6月15日、岩手県雫石町の鶯宿温泉にある老舗旅館「長栄館」が閉館しました。歴史ある鶯宿温泉の中心的な宿が閉館し、温泉街の今後が懸念されています。現地を取材しました。

記者「鶯宿川沿いに温泉宿が立ち並ぶ雫石町の鶯宿温泉。以前は賑わっていましたが、現在は廃業した旅館が点在しています」

創業70年を超える老舗旅館「長栄館」が営業を停止しました。コロナ過の影響などで赤字経営が続き、ことし2月、盛岡地裁から破産手続き開始の決定を受けました。譲渡先を探していますが、見つかっていません。

宿泊客
「涙で別れてきた。本当に元気でまたどこかで会おうねって言ったけれども」「くやしい…なんでこんなことになったのか」

しずくいし観光協会 高橋基事務局長
「鶯宿温泉のキャパ自体も減ることになるので、これからの団体客の受け入れなどに影響が出てくるのではないかと心配している」

開湯450年の歴史がある鶯宿温泉。

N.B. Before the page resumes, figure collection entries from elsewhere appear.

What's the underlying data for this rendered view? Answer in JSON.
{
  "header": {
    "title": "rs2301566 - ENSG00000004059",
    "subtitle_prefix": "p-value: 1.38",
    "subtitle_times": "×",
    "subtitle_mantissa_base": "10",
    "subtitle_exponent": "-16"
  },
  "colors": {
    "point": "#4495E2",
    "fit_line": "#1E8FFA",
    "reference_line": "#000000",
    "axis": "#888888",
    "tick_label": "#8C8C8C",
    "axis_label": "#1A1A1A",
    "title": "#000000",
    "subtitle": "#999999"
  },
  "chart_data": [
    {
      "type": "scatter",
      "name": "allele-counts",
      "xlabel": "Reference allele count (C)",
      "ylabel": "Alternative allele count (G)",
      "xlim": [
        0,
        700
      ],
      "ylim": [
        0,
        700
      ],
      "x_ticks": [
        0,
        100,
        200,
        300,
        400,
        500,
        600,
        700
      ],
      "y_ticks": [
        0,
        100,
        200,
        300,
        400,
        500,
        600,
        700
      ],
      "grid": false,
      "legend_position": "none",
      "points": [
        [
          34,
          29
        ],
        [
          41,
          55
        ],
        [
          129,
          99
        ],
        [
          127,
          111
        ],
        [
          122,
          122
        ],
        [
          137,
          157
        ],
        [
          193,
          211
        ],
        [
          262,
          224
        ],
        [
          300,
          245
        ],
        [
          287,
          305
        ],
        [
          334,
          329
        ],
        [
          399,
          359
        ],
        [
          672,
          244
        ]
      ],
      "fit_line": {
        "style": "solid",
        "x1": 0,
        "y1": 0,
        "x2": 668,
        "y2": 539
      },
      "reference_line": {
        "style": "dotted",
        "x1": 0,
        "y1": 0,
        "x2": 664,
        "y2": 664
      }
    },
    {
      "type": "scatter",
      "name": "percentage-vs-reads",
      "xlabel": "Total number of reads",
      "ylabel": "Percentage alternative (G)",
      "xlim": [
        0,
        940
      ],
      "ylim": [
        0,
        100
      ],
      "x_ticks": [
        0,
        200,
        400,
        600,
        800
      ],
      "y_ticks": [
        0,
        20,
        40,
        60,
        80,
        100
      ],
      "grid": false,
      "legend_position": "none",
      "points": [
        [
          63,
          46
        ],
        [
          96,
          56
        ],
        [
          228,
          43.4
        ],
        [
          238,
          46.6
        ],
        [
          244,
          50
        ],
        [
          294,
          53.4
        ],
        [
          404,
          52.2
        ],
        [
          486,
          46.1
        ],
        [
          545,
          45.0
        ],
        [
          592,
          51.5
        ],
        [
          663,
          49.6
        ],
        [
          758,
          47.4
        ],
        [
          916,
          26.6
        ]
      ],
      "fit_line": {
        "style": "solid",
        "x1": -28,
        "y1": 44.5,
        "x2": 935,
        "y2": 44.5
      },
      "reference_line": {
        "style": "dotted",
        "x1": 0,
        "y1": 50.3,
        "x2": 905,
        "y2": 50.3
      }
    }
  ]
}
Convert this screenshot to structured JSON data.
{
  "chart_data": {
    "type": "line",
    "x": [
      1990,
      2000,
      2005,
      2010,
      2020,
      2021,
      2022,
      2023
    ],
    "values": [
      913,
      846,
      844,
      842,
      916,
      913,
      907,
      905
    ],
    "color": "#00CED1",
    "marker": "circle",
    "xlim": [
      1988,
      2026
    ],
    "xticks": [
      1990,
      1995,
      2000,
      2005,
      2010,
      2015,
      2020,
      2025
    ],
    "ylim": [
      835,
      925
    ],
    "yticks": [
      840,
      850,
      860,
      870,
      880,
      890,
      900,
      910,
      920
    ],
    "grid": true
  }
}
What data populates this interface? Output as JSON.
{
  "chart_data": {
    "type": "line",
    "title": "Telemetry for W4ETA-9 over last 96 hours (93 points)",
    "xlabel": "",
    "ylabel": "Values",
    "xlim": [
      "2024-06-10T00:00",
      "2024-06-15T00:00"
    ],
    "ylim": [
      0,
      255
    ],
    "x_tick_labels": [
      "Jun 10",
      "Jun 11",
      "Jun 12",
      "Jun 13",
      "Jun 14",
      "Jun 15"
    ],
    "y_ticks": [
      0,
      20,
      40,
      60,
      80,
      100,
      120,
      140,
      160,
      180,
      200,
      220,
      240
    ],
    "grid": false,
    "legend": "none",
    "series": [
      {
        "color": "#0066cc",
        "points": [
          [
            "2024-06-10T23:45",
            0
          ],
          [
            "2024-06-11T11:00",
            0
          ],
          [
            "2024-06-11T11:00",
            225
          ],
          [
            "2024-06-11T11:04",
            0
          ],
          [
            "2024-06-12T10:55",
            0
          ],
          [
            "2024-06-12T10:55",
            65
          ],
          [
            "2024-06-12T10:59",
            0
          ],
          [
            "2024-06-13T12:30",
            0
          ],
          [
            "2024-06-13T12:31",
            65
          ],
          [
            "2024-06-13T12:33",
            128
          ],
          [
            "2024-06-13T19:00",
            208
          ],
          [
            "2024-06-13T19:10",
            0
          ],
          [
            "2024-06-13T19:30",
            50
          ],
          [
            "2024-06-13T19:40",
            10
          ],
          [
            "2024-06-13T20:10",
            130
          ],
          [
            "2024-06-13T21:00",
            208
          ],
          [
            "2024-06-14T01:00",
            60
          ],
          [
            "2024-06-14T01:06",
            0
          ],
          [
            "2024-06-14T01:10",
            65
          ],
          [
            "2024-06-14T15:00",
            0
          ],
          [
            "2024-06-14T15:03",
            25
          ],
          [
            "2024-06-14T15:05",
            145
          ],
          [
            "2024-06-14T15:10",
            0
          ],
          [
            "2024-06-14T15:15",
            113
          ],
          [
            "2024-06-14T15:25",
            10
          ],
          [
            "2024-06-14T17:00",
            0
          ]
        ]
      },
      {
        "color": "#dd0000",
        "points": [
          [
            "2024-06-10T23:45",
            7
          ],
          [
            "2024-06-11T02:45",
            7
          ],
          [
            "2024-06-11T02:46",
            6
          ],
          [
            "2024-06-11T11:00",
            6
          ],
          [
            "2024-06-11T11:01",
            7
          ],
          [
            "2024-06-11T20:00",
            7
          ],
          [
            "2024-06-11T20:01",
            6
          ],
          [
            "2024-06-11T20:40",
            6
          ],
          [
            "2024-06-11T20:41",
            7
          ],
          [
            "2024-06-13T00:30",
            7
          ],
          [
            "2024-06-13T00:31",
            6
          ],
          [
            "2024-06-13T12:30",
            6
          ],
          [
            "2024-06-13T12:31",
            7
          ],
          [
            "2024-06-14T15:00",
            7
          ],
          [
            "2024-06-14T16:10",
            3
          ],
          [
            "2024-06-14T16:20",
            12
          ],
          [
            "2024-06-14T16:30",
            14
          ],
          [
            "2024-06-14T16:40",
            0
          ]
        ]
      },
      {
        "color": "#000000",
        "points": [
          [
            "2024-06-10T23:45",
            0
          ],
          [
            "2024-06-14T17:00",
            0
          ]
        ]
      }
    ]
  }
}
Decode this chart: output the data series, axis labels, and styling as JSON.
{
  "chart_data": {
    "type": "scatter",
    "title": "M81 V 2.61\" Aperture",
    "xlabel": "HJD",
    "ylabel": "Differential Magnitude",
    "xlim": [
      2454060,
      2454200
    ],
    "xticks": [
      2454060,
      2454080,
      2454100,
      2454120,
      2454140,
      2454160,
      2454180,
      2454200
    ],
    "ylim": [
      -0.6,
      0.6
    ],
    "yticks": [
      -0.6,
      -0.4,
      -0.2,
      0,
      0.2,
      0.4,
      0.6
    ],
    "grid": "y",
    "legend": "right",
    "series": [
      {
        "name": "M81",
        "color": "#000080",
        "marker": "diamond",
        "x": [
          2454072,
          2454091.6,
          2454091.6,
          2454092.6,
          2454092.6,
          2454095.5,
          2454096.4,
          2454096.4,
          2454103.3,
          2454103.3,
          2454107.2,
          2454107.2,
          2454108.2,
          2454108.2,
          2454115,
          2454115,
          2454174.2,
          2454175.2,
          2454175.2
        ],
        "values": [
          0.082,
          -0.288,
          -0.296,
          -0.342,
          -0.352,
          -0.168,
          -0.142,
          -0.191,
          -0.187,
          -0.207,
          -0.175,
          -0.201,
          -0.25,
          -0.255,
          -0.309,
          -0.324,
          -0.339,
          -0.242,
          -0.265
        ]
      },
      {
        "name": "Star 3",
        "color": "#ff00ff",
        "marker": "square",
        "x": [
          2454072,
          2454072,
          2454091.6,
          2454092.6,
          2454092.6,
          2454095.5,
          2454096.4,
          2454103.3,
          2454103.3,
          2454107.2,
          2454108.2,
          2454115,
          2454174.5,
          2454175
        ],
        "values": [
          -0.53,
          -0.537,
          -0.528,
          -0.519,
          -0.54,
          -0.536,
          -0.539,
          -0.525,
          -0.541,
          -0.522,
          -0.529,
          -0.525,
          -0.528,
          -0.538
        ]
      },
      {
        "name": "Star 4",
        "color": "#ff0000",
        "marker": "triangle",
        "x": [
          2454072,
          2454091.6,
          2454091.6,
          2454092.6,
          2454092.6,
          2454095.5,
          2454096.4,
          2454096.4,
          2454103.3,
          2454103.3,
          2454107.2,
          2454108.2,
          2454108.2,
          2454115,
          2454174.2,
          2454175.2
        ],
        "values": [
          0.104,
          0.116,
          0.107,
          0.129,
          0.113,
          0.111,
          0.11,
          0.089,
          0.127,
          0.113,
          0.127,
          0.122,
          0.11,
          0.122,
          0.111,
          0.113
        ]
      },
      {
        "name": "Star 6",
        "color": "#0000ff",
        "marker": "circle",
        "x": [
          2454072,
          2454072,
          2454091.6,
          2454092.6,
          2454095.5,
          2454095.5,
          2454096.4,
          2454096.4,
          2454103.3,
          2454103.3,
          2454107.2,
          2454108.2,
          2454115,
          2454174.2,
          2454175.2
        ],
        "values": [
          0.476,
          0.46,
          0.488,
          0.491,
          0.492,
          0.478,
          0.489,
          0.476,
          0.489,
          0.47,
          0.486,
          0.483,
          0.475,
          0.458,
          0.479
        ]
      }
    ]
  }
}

その昔、1羽の鶯が温泉で傷を癒していたことから「鶯宿」と名付けられたといわれています。しかし、施設の老朽化などで、50年ほど前(S50年代)のピーク時に32軒あった温泉宿が、昨年度時点で16軒に半減しました。

湯治客(入込)は2003年には年間のべ86万人いましたが、2019年は25万人ほど。コロナ禍で12万人まで減り、去年も多少持ち直したものの18万8000人にとどまりました。特に小さな宿で落ち込みが深刻です。

長栄館の閉館前から再生が必要だった鶯宿温泉を何とかしようと、町は「スポーツツーリズム」の推進を進めてきました。こちらは、小学校の跡地を活用して去年4月にオープンした「いわて雫石アーチェリーセンター」。

町内には野球場やクロスカントリースキーの施設などもあり、合宿や試合で鶯宿温泉の利用促進を図ろうと考えています。

今後、長栄館に泊まっていた宿泊客は小さな宿に分散させて対応し、スホ゜ーツツーリズムにさらに力を入れる事で、温泉街のピンチを乗り切りたいということです。

しずくいし観光協会 高橋基事務局長
「スポーツ合宿での利用を広めたいと思っていて、合宿助成などで沢山の人を呼び込む取組みをしている。今ある資源を生かしつつ、新しい魅力を打ち出していければもっとお客さんを呼べる可能性があると思っている」

観光協会では今後、町や温泉街の人たちと話し合いながら取り組みを強化し、歴史ある鶯宿温泉の再生を図っていくことにしています。